FQL: How to retrieve "furigana" for Japanese user name

Japanese Writing System

Japanese language is very unique and its origin is still debated. Its writing system is also unique in terms of having three scripts:
  • kanji -- ideographic characters borrowed from Chinese
  • hiragana -- phonogramic characters, originally a simplified form of kanji 
  • katakana -- phonogramic characters, originally derived from components of kanji 

Problem with Kanji

Kanji consists of more than 2,000 commonly used characters while hiragana and katakana each consist of only 46 characters. This extremely large amount of kanji becomes troublesome to most people.
One more tough thing about Japanese kanji is that each character has more than two pronunciations: Chinese original pronunciation -- on-yomi(音読み) -- and Japanese original pronunciation(s) -- kun-yomi(訓読み). So the problem is that when kanji characters are combined and used in person names, we can't really tell what pronunciation to use.

Hiragana and Katakana as Reading Aid

With experience, people can tell how to pronounce commonly used person names, but telling each pronunciation in programatic way requires a large dictionary and seems almost impossible. In most cases, since hiragana and katakana are phonograms, we use them to help tell the pronunciation. When hiragana or katakana is explicitly used in this purpose, it is called furigana(フリガナ). So most user registration system obligate users to input furigana along with their original kanji names.

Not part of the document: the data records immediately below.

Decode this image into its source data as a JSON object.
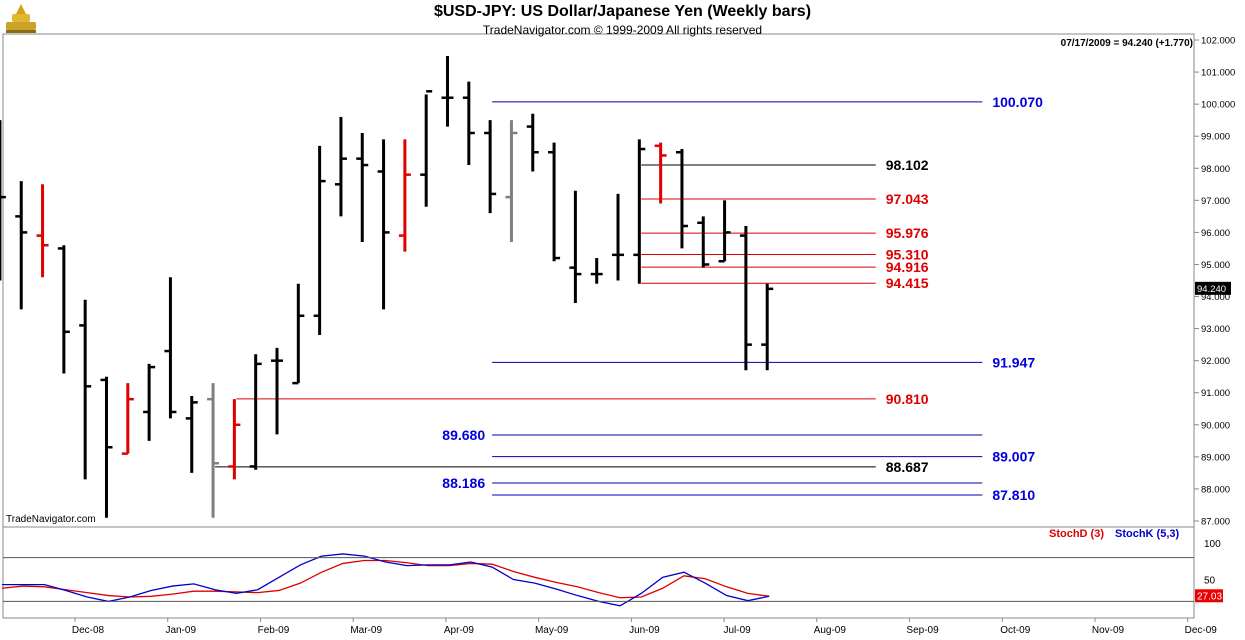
{
  "chart_data": [
    {
      "type": "ohlc",
      "title": "$USD-JPY:  US Dollar/Japanese Yen  (Weekly bars)",
      "subtitle": "TradeNavigator.com © 1999-2009 All rights reserved",
      "last_quote_text": "07/17/2009 = 94.240 (+1.770)",
      "last_price_label": "94.240",
      "watermark": "TradeNavigator.com",
      "ylim": [
        86.8,
        102.2
      ],
      "y_ticks": [
        "87.000",
        "88.000",
        "89.000",
        "90.000",
        "91.000",
        "92.000",
        "93.000",
        "94.000",
        "95.000",
        "96.000",
        "97.000",
        "98.000",
        "99.000",
        "100.000",
        "101.000",
        "102.000"
      ],
      "x_ticks": [
        "Dec-08",
        "Jan-09",
        "Feb-09",
        "Mar-09",
        "Apr-09",
        "May-09",
        "Jun-09",
        "Jul-09",
        "Aug-09",
        "Sep-09",
        "Oct-09",
        "Nov-09",
        "Dec-09"
      ],
      "colors": {
        "up": "#000000",
        "down_red": "#e00000",
        "gray": "#808080",
        "blue_level": "#0000aa",
        "red_level": "#dd0000",
        "black_level": "#000000"
      },
      "bars": [
        {
          "date": "2008-11-07",
          "o": 98.2,
          "h": 99.5,
          "l": 94.5,
          "c": 97.1,
          "color": "black"
        },
        {
          "date": "2008-11-14",
          "o": 96.5,
          "h": 97.6,
          "l": 93.6,
          "c": 96.0,
          "color": "black"
        },
        {
          "date": "2008-11-21",
          "o": 95.9,
          "h": 97.5,
          "l": 94.6,
          "c": 95.6,
          "color": "red"
        },
        {
          "date": "2008-11-28",
          "o": 95.5,
          "h": 95.6,
          "l": 91.6,
          "c": 92.9,
          "color": "black"
        },
        {
          "date": "2008-12-05",
          "o": 93.1,
          "h": 93.9,
          "l": 88.3,
          "c": 91.2,
          "color": "black"
        },
        {
          "date": "2008-12-12",
          "o": 91.4,
          "h": 91.5,
          "l": 87.1,
          "c": 89.3,
          "color": "black"
        },
        {
          "date": "2008-12-19",
          "o": 89.1,
          "h": 91.3,
          "l": 89.1,
          "c": 90.8,
          "color": "red"
        },
        {
          "date": "2008-12-26",
          "o": 90.4,
          "h": 91.9,
          "l": 89.5,
          "c": 91.8,
          "color": "black"
        },
        {
          "date": "2009-01-02",
          "o": 92.3,
          "h": 94.6,
          "l": 90.2,
          "c": 90.4,
          "color": "black"
        },
        {
          "date": "2009-01-09",
          "o": 90.2,
          "h": 90.9,
          "l": 88.5,
          "c": 90.7,
          "color": "black"
        },
        {
          "date": "2009-01-16",
          "o": 90.8,
          "h": 91.3,
          "l": 87.1,
          "c": 88.8,
          "color": "gray"
        },
        {
          "date": "2009-01-23",
          "o": 88.7,
          "h": 90.8,
          "l": 88.3,
          "c": 90.0,
          "color": "red"
        },
        {
          "date": "2009-01-30",
          "o": 88.7,
          "h": 92.2,
          "l": 88.6,
          "c": 91.9,
          "color": "black"
        },
        {
          "date": "2009-02-06",
          "o": 92.0,
          "h": 92.4,
          "l": 89.7,
          "c": 92.0,
          "color": "black"
        },
        {
          "date": "2009-02-13",
          "o": 91.3,
          "h": 94.4,
          "l": 91.3,
          "c": 93.4,
          "color": "black"
        },
        {
          "date": "2009-02-20",
          "o": 93.4,
          "h": 98.7,
          "l": 92.8,
          "c": 97.6,
          "color": "black"
        },
        {
          "date": "2009-02-27",
          "o": 97.5,
          "h": 99.6,
          "l": 96.5,
          "c": 98.3,
          "color": "black"
        },
        {
          "date": "2009-03-06",
          "o": 98.3,
          "h": 99.1,
          "l": 95.7,
          "c": 98.1,
          "color": "black"
        },
        {
          "date": "2009-03-13",
          "o": 97.9,
          "h": 98.9,
          "l": 93.6,
          "c": 96.0,
          "color": "black"
        },
        {
          "date": "2009-03-20",
          "o": 95.9,
          "h": 98.9,
          "l": 95.4,
          "c": 97.8,
          "color": "red"
        },
        {
          "date": "2009-03-27",
          "o": 97.8,
          "h": 100.3,
          "l": 96.8,
          "c": 100.4,
          "color": "black"
        },
        {
          "date": "2009-04-03",
          "o": 100.2,
          "h": 101.5,
          "l": 99.3,
          "c": 100.2,
          "color": "black"
        },
        {
          "date": "2009-04-10",
          "o": 100.2,
          "h": 100.7,
          "l": 98.1,
          "c": 99.1,
          "color": "black"
        },
        {
          "date": "2009-04-17",
          "o": 99.1,
          "h": 99.5,
          "l": 96.6,
          "c": 97.2,
          "color": "black"
        },
        {
          "date": "2009-04-24",
          "o": 97.1,
          "h": 99.5,
          "l": 95.7,
          "c": 99.1,
          "color": "gray"
        },
        {
          "date": "2009-05-01",
          "o": 99.3,
          "h": 99.7,
          "l": 97.9,
          "c": 98.5,
          "color": "black"
        },
        {
          "date": "2009-05-08",
          "o": 98.5,
          "h": 98.8,
          "l": 95.1,
          "c": 95.2,
          "color": "black"
        },
        {
          "date": "2009-05-15",
          "o": 94.9,
          "h": 97.3,
          "l": 93.8,
          "c": 94.7,
          "color": "black"
        },
        {
          "date": "2009-05-22",
          "o": 94.7,
          "h": 95.2,
          "l": 94.4,
          "c": 94.7,
          "color": "black"
        },
        {
          "date": "2009-05-29",
          "o": 95.3,
          "h": 97.2,
          "l": 94.5,
          "c": 95.3,
          "color": "black"
        },
        {
          "date": "2009-06-05",
          "o": 95.3,
          "h": 98.9,
          "l": 94.4,
          "c": 98.6,
          "color": "black"
        },
        {
          "date": "2009-06-12",
          "o": 98.7,
          "h": 98.8,
          "l": 96.9,
          "c": 98.4,
          "color": "red"
        },
        {
          "date": "2009-06-19",
          "o": 98.5,
          "h": 98.6,
          "l": 95.5,
          "c": 96.2,
          "color": "black"
        },
        {
          "date": "2009-06-26",
          "o": 96.3,
          "h": 96.5,
          "l": 94.9,
          "c": 95.0,
          "color": "black"
        },
        {
          "date": "2009-07-03",
          "o": 95.1,
          "h": 97.0,
          "l": 95.1,
          "c": 96.0,
          "color": "black"
        },
        {
          "date": "2009-07-10",
          "o": 95.9,
          "h": 96.2,
          "l": 91.7,
          "c": 92.5,
          "color": "black"
        },
        {
          "date": "2009-07-17",
          "o": 92.5,
          "h": 94.4,
          "l": 91.7,
          "c": 94.24,
          "color": "black"
        }
      ],
      "levels": [
        {
          "value": 100.07,
          "label": "100.070",
          "color": "blue",
          "from": "2009-04-17",
          "to": "2009-09-25",
          "label_side": "right"
        },
        {
          "value": 98.102,
          "label": "98.102",
          "color": "black",
          "from": "2009-06-05",
          "to": "2009-08-21",
          "label_side": "right"
        },
        {
          "value": 97.043,
          "label": "97.043",
          "color": "red",
          "from": "2009-06-05",
          "to": "2009-08-21",
          "label_side": "right"
        },
        {
          "value": 95.976,
          "label": "95.976",
          "color": "red",
          "from": "2009-06-05",
          "to": "2009-08-21",
          "label_side": "right"
        },
        {
          "value": 95.31,
          "label": "95.310",
          "color": "red",
          "from": "2009-06-05",
          "to": "2009-08-21",
          "label_side": "right"
        },
        {
          "value": 94.916,
          "label": "94.916",
          "color": "red",
          "from": "2009-06-05",
          "to": "2009-08-21",
          "label_side": "right"
        },
        {
          "value": 94.415,
          "label": "94.415",
          "color": "red",
          "from": "2009-06-05",
          "to": "2009-08-21",
          "label_side": "right"
        },
        {
          "value": 91.947,
          "label": "91.947",
          "color": "blue",
          "from": "2009-04-17",
          "to": "2009-09-25",
          "label_side": "right"
        },
        {
          "value": 90.81,
          "label": "90.810",
          "color": "red",
          "from": "2009-01-23",
          "to": "2009-08-21",
          "label_side": "right"
        },
        {
          "value": 89.68,
          "label": "89.680",
          "color": "blue",
          "from": "2009-04-17",
          "to": "2009-09-25",
          "label_side": "left"
        },
        {
          "value": 89.007,
          "label": "89.007",
          "color": "blue",
          "from": "2009-04-17",
          "to": "2009-09-25",
          "label_side": "right"
        },
        {
          "value": 88.687,
          "label": "88.687",
          "color": "black",
          "from": "2009-01-16",
          "to": "2009-08-21",
          "label_side": "right"
        },
        {
          "value": 88.186,
          "label": "88.186",
          "color": "blue",
          "from": "2009-04-17",
          "to": "2009-09-25",
          "label_side": "left"
        },
        {
          "value": 87.81,
          "label": "87.810",
          "color": "blue",
          "from": "2009-04-17",
          "to": "2009-09-25",
          "label_side": "right"
        }
      ]
    },
    {
      "type": "line",
      "stoch_d_label": "StochD (3)",
      "stoch_k_label": "StochK (5,3)",
      "last_value_label": "27.03",
      "ylim": [
        0,
        108
      ],
      "y_ticks": [
        "50",
        "100"
      ],
      "reference_lines": [
        80,
        20
      ],
      "x": [
        "2008-11-07",
        "2008-11-14",
        "2008-11-21",
        "2008-11-28",
        "2008-12-05",
        "2008-12-12",
        "2008-12-19",
        "2008-12-26",
        "2009-01-02",
        "2009-01-09",
        "2009-01-16",
        "2009-01-23",
        "2009-01-30",
        "2009-02-06",
        "2009-02-13",
        "2009-02-20",
        "2009-02-27",
        "2009-03-06",
        "2009-03-13",
        "2009-03-20",
        "2009-03-27",
        "2009-04-03",
        "2009-04-10",
        "2009-04-17",
        "2009-04-24",
        "2009-05-01",
        "2009-05-08",
        "2009-05-15",
        "2009-05-22",
        "2009-05-29",
        "2009-06-05",
        "2009-06-12",
        "2009-06-19",
        "2009-06-26",
        "2009-07-03",
        "2009-07-10",
        "2009-07-17"
      ],
      "series": [
        {
          "name": "StochD (3)",
          "color": "#dd0000",
          "values": [
            38,
            41,
            40,
            36,
            32,
            28,
            26,
            27,
            30,
            34,
            34,
            33,
            32,
            35,
            45,
            60,
            72,
            76,
            76,
            73,
            69,
            69,
            72,
            71,
            61,
            53,
            46,
            40,
            32,
            25,
            26,
            38,
            55,
            51,
            40,
            31,
            27
          ]
        },
        {
          "name": "StochK (5,3)",
          "color": "#0000cc",
          "values": [
            43,
            43,
            43,
            35,
            26,
            20,
            26,
            35,
            41,
            44,
            36,
            31,
            36,
            53,
            70,
            82,
            85,
            82,
            74,
            69,
            70,
            70,
            74,
            67,
            50,
            45,
            37,
            28,
            20,
            14,
            31,
            53,
            60,
            45,
            28,
            21,
            27
          ]
        }
      ]
    }
  ]
}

Retrieving Furigana with FQL

In 2012, I implimented Facebook social login to my service and found it difficult to retrieve furigana of registering user name. It was really frustrating. Using social login should simplify both user experience and source code, but if we can't retrieve furigana, we have to obligate users to input manually, which I think ruins user experience at first place. I checked up whole Facebook Graph API and FQL documents and finally found a way to do it.
There are columns called sort_first_name and sort_last_name on user table and these columns returns furigana for first name and last name. The minimum query is as below:
SELECT first_name, sort_first_name, last_name, sort_last_name,name FROM user WHERE uid = 4400758
On request, depending on your Facebook app settings, you must add locale=ja_JP parameter.
curl -X GET 'https://graph.facebook.com/fql?q=SELECT+first_name%2C+sort_first_name%2C+last_name%2C+sort_last_name%2Cname+FROM+user+WHERE+uid+%3D+44007581&locale=ja_JP'
You must be careful if the user hasn't input Japanese name -- mostly those Japanese users who registered back in those days Facebook was served only in English may not have registered kanji and furigana -- returns latin characters in sort_*_name columns.

Below is the code I used.
#!/usr/bin/env perl
use strict;
use warnings;
use utf8;
use Facebook::OpenGraph;
use Data::Dumper;
use Data::Recursive::Encode;

my $fb  = Facebook::OpenGraph->new;
my $ret = $fb->fql('SELECT first_name, sort_first_name, last_name, sort_last_name,name FROM user WHERE uid = 44007581');
$ret = Data::Recursive::Encode->encode_utf8($ret || +{});
warn Dumper $ret;
#$VAR1 = {
#          'data' => [
#                      {
#                        'sort_first_name' => 'ゴウ',
#                        'name' => '萩原 豪',
#                        'first_name' => '豪',
#                        'last_name' => '萩原',
#                        'sort_last_name' => 'ハギワラ'
#                      }
#                    ]
#        };